This is a bit awkward. Two weeks ago, I wrote a piece about why I was giving up watching TV shows that glorified bad police behavior (e.g. reruns of “NYPD Blue”). Now, here I am, about to write a review of a streaming mini-series that centers on cops. The show is “Unbelievable,” and what makes it different is that it gives us views of both good cops and bad cops — but even the latter aren’t slamming suspects against the wall, using racial epithets, or planting evidence.
The story starts in Washington state in 2008, where Marie — played beautifully by Kaitlyn Dever (“Booksmart,” “Justified”) — has been brutally raped in her own apartment. The two male detectives assigned to the case clearly don’t know how to handle such a sensitive situation. They force Marie to tell her story over and over again, then make a big deal out of any details she’s forgotten or changed. Even the nurses at the hospital where she’s taken for a rape kit treat her coldly, ignoring the obvious trauma she’s been through, both physical and mental.
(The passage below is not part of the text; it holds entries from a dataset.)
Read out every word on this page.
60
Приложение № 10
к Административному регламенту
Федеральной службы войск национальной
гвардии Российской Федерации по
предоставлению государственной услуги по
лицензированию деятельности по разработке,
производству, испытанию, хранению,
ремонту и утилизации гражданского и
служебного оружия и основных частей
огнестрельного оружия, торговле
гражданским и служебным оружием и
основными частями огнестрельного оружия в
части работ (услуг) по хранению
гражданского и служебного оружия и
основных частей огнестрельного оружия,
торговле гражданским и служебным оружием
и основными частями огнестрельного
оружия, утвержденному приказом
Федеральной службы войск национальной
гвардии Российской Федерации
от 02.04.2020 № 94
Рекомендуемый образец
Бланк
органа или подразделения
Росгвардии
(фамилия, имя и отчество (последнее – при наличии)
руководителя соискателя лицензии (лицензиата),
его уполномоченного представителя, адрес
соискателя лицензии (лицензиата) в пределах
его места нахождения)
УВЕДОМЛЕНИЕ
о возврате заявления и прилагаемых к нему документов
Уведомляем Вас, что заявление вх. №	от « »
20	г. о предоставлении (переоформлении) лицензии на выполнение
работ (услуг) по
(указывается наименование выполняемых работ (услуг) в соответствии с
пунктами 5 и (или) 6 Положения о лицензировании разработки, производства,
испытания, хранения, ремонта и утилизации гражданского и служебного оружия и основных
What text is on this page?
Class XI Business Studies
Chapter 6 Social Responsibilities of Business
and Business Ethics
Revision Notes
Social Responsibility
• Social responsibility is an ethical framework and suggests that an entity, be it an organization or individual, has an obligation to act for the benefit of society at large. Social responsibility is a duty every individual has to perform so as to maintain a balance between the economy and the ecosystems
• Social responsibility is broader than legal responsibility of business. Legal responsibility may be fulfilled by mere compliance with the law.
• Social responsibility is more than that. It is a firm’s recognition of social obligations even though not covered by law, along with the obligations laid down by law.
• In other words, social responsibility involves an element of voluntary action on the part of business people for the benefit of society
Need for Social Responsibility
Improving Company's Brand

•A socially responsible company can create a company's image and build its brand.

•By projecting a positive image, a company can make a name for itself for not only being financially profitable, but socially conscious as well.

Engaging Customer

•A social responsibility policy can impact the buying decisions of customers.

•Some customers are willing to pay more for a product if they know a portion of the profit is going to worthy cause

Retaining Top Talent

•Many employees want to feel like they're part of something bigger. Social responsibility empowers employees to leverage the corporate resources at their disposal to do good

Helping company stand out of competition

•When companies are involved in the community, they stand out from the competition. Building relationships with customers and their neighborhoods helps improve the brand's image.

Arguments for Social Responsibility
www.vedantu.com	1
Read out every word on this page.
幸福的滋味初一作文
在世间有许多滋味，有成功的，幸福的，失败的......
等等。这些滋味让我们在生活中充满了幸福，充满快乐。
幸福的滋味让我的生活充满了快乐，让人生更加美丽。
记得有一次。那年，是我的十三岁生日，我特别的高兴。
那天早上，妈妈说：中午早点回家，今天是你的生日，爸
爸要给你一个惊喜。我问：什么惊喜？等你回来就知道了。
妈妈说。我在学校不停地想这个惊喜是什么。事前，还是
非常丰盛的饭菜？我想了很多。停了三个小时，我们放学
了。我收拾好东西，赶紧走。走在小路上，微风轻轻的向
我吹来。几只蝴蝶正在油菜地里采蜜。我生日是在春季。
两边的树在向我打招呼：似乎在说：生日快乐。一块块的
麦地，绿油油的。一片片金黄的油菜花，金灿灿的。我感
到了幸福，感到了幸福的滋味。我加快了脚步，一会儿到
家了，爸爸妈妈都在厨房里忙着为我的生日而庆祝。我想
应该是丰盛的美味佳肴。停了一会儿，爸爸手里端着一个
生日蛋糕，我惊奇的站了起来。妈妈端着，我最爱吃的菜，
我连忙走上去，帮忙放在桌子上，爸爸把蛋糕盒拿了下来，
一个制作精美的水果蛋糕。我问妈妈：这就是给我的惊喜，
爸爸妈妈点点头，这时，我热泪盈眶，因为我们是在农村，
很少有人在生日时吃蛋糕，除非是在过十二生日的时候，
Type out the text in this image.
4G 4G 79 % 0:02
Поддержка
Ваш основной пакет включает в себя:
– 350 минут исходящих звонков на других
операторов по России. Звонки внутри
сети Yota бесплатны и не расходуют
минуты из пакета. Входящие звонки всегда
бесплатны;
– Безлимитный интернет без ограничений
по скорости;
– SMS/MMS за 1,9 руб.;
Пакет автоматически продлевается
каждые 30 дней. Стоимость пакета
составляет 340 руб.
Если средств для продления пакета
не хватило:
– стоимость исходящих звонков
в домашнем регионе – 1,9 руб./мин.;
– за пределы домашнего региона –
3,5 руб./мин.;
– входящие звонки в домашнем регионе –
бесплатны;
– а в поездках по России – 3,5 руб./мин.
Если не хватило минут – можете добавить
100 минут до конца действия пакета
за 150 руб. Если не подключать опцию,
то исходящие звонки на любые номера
Because of Marie’s troubled past — she’s been in and out of foster homes her whole life — she keeps her guard up, an aloofness that the detectives read as deception instead of as a symptom of the horrific experience she’s been through. Worse for her, the rapist was meticulous and left behind no evidence whatsoever. As the cops pick at her story, they decide there was no sexual assault and, to teach her a lesson, charge Marie with lying to the police and filing a false report.
Three years later, a woman in Colorado (Amber, played by Danielle Macdonald) is raped by someone who also leaves no evidence behind. This time, the detective who gets the call, Karen Duvall (Merritt Wever), knows how to develop a rapport with the victim while keeping the other cops at the scene in line. Duvall’s compassionate attention helps her glean vital information, but nothing hard and fast to go on.
Around the same time, yet another woman in Colorado (Lilly, portrayed by Annaleigh Ashford) is raped by a man with the same modus operandi. In that jurisdiction, the case goes to Det. Grace Rasmussen (Toni Collette), another veteran who seems all-business and tough on the outside, but who has genuine empathy for the injured party. Despite a system that wasn’t set up for information-sharing between police departments, the two female detectives finally get together and work on their similar cases with a team of forensic analysts and investigators helping them hunt for what they are sure is a serial rapist.
There are several elements that make “Unbelievable” so compelling. First is the acting, which is just as good as you’d expect from a cast led by Dever, Wever, and Collette. Second is the way it shows the diligent investigative work that goes into breaking cases like these, and the amount of time it takes — unlike episodic television, there’s no capture of the bad guy just as each hour ends. The third is the absolute relatability of the female survivors, whose lives have been irreparably harmed — in Marie’s case, not just by the rapist, but by the system.
“Unbelievable” was developed by Ayelet Waldman (who guested on my radio show in 2009), best-selling novelist Michael Chabon (her husband), and Susannah Grant (Oscar-nominated for her “Erin Brockovich” screenplay) from a 2015 ProPublica article by T. Christian Miller and Ken Armstrong.
I missed “Unbelievable” when it was first released on Netflix last fall. It was just one of those shows that never made its way into my queue until recently. But now, having given my full attention to all eight episodes, I highly recommend it as not just great television, but as an antidote to the rest of the cops-as-entertainment world.
I give “Unbelievable” a 9 out of 10.